Jakarta, CNBC Indonesia – Tim nasional pemenangan calon presiden dan wakil presiden nomor urut 1 Anies Baswedan-Muhaimin Iskandar (Timnas AMIN) mengkritisi strategi pengelolaan utang Kementerian Keuangan pada masa pemerintah Presiden Joko Widodo yang terus menarik utang, tapi saldo anggaran lebih APBN masih berlimpah.
Sekretaris Dewan Pakar Timnas AMIN Wijayanto Samirin mengatakan penarikan utang baru melalui penerbitan surat berharga negara, seperti melalui instrumen Obligasi Negara Ritel atau ORI pun sangat tinggi imbal hasilnya, yakni mencapai 6,4% membuat dana-dana di sektor riil terserap hanya untuk masuk ke instrumen SBN itu.
“Sekarang ini pasar modal kita menjerit, reksadana nyungsep, karena ketika pemerintah terbitkan SBN ORI, orang pada pindah dari capital market, bahkan sistem keuangan kita tidak menjadi efisien,” tegas Wijayanto dalam program Your Money Your Vote CNBC Indonesia, dikutip Kamis (11/1/2024).
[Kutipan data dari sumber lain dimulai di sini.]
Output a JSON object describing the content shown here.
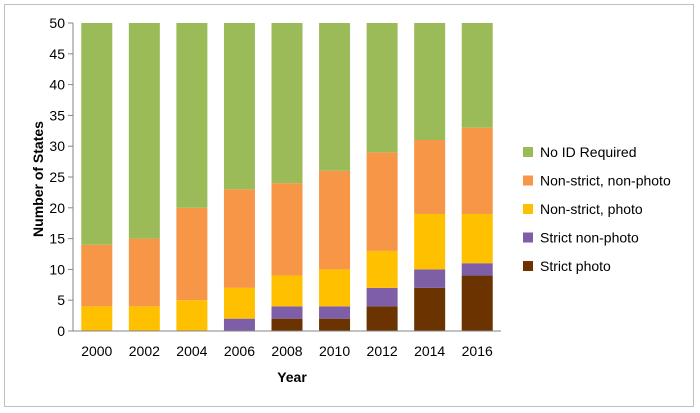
{
  "chart_data": {
    "type": "bar",
    "stacked": true,
    "categories": [
      "2000",
      "2002",
      "2004",
      "2006",
      "2008",
      "2010",
      "2012",
      "2014",
      "2016"
    ],
    "xlabel": "Year",
    "ylabel": "Number of States",
    "ylim": [
      0,
      50
    ],
    "yticks": [
      0,
      5,
      10,
      15,
      20,
      25,
      30,
      35,
      40,
      45,
      50
    ],
    "grid": false,
    "legend_position": "right",
    "series": [
      {
        "name": "Strict photo",
        "color": "#6b3300",
        "values": [
          0,
          0,
          0,
          0,
          2,
          2,
          4,
          7,
          9
        ]
      },
      {
        "name": "Strict non-photo",
        "color": "#7e5ea6",
        "values": [
          0,
          0,
          0,
          2,
          2,
          2,
          3,
          3,
          2
        ]
      },
      {
        "name": "Non-strict, photo",
        "color": "#ffc000",
        "values": [
          4,
          4,
          5,
          5,
          5,
          6,
          6,
          9,
          8
        ]
      },
      {
        "name": "Non-strict, non-photo",
        "color": "#f79646",
        "values": [
          10,
          11,
          15,
          16,
          15,
          16,
          16,
          12,
          14
        ]
      },
      {
        "name": "No ID Required",
        "color": "#9bbb59",
        "values": [
          36,
          35,
          30,
          27,
          26,
          24,
          21,
          19,
          17
        ]
      }
    ],
    "legend_order": [
      "No ID Required",
      "Non-strict, non-photo",
      "Non-strict, photo",
      "Strict non-photo",
      "Strict photo"
    ]
  }
}
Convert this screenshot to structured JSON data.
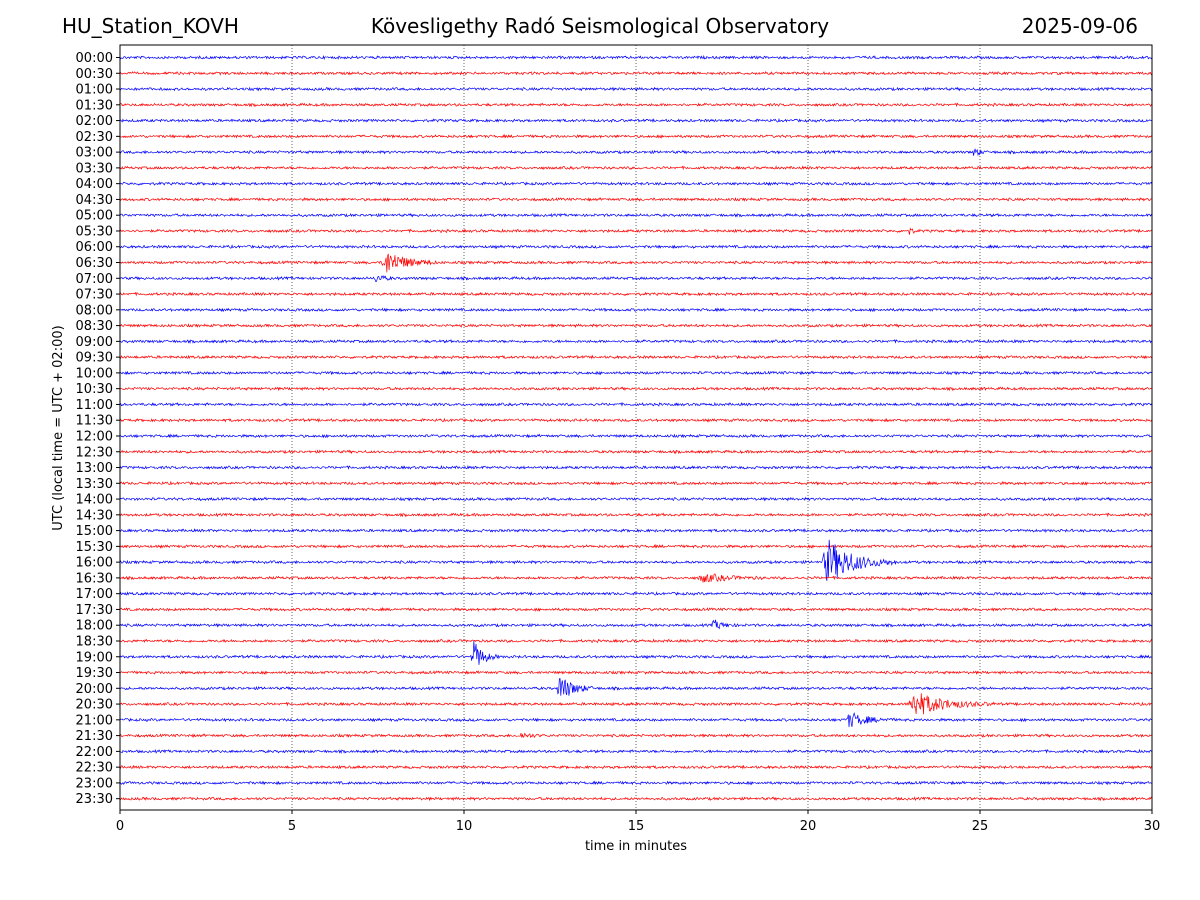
{
  "header": {
    "station": "HU_Station_KOVH",
    "title": "Kövesligethy Radó Seismological Observatory",
    "date": "2025-09-06"
  },
  "chart_data": {
    "type": "line",
    "title": "Kövesligethy Radó Seismological Observatory",
    "xlabel": "time in minutes",
    "ylabel": "UTC (local time = UTC + 02:00)",
    "xlim": [
      0,
      30
    ],
    "x_ticks": [
      0,
      5,
      10,
      15,
      20,
      25,
      30
    ],
    "vertical_grid": "dotted at x ticks",
    "colors": [
      "#0000ff",
      "#ff0000"
    ],
    "rows": [
      "00:00",
      "00:30",
      "01:00",
      "01:30",
      "02:00",
      "02:30",
      "03:00",
      "03:30",
      "04:00",
      "04:30",
      "05:00",
      "05:30",
      "06:00",
      "06:30",
      "07:00",
      "07:30",
      "08:00",
      "08:30",
      "09:00",
      "09:30",
      "10:00",
      "10:30",
      "11:00",
      "11:30",
      "12:00",
      "12:30",
      "13:00",
      "13:30",
      "14:00",
      "14:30",
      "15:00",
      "15:30",
      "16:00",
      "16:30",
      "17:00",
      "17:30",
      "18:00",
      "18:30",
      "19:00",
      "19:30",
      "20:00",
      "20:30",
      "21:00",
      "21:30",
      "22:00",
      "22:30",
      "23:00",
      "23:30"
    ],
    "events": [
      {
        "row": "03:00",
        "start_min": 24.8,
        "duration_min": 0.4,
        "amplitude": 0.4
      },
      {
        "row": "05:30",
        "start_min": 22.9,
        "duration_min": 0.3,
        "amplitude": 0.3
      },
      {
        "row": "06:30",
        "start_min": 7.6,
        "duration_min": 1.6,
        "amplitude": 0.9
      },
      {
        "row": "07:00",
        "start_min": 7.4,
        "duration_min": 0.6,
        "amplitude": 0.3
      },
      {
        "row": "16:00",
        "start_min": 20.4,
        "duration_min": 2.2,
        "amplitude": 1.6
      },
      {
        "row": "16:30",
        "start_min": 16.8,
        "duration_min": 2.0,
        "amplitude": 0.3
      },
      {
        "row": "18:00",
        "start_min": 17.2,
        "duration_min": 0.8,
        "amplitude": 0.35
      },
      {
        "row": "19:00",
        "start_min": 10.2,
        "duration_min": 0.8,
        "amplitude": 1.2
      },
      {
        "row": "20:00",
        "start_min": 12.7,
        "duration_min": 1.1,
        "amplitude": 1.0
      },
      {
        "row": "20:30",
        "start_min": 22.9,
        "duration_min": 2.5,
        "amplitude": 0.9
      },
      {
        "row": "21:00",
        "start_min": 21.1,
        "duration_min": 1.4,
        "amplitude": 0.55
      },
      {
        "row": "21:30",
        "start_min": 11.6,
        "duration_min": 0.8,
        "amplitude": 0.2
      }
    ]
  }
}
Fenomena tingginya tawaran imbal hasil atau yield SBN itu bahkan menurutnya telah membuat perbankan saat ini ikut-ikutan memilih strategi penempatan dananya untuk memperoleh keuntungan melalui SBN ketimbang menyalurkan pembiayaan ke sektor-sektor produktif, termasuk ke UMKM.
Berdasarkan catatan Bank Indonesia, pada November 2023, pertumbuhan penyaluran kredit perbankan memang masih di level 9,74%, jauh lebih rendah dari pertumbuhan kredit perbankan pada November 2022 yang mencapai dua digit, yakni 10,8%.
“Karena zero risk (SBN). Dari pada bank ini beri kredit ke UKM, korporasi, ke sektor-sektor yang ciptakan lapangan kerja, dia recycle saja uangnya, dia belikan ke SBN, bunga 6,4% dengan margin nya di atas 5% dan zero risk,” tutur Wijayanto.
Kondisi inilah yang membuat ekonomi Indonesia menurutnya tidak berjalan. Sejak 2014-2022, pertumbuhan ekonomi Indonesia pun tercatat hanya bergerak di kisaran 5%, yakni pada 2014 tumbuh sebesar 5,01% dan pada 2022 sebesar 5,31%. Jauh di bawah target kampanye pilpres Presiden Joko Widodo di level 7%.
Tingginya bunga kredit yang ditawarkan ini pun menurutnya terjadi di tengah masih banyaknya saldo anggaran lebih (SAL) APBN. Berdasarkan catatan Menteri Keuangan Sri Mulyani Indrawati SAL 2022 sebesar Rp 478,9 triliun, terdiri dari SiLPA pada tahun itu dan SAL 2021 sebesar Rp 337,8 triliun.
“SAL sekarang ini kira-kira Rp 497 triliun, saya yakin setelah APBN 2023 masuk angkanya di atas Rp 600 triliun. Artinya pemerintah punya cash tapi tersebar di banyak tempat, tapi pada saat yang sama masih berutang,” tegas Wijayanto.
Oleh sebab itu, ia menekankan, ini menjadi salah satu permasalahan dalam pengelolaan keuangan negara karena SAL yang merupakan idle money juga akan menjadi beban biaya sendiri bagi anggaran. Maka, ketika Anies-Muhaimin menang Pilpres 2024 ia pastikan SAL akan dikonversikan untuk menunaikan pembayaran utang.
“Bayangkan misalnya SAL yang Rp 600 triliun itu bisa kita konversi hanya Rp 200 triliun, kita bisa turunkan utang Rp 400 triliun seketika, dan itu sudah 1,5%-2% PDB, itu langkah pertama yang dilakukan sebelum langkah-langkah selanjutnya,” ucap Wijayanto.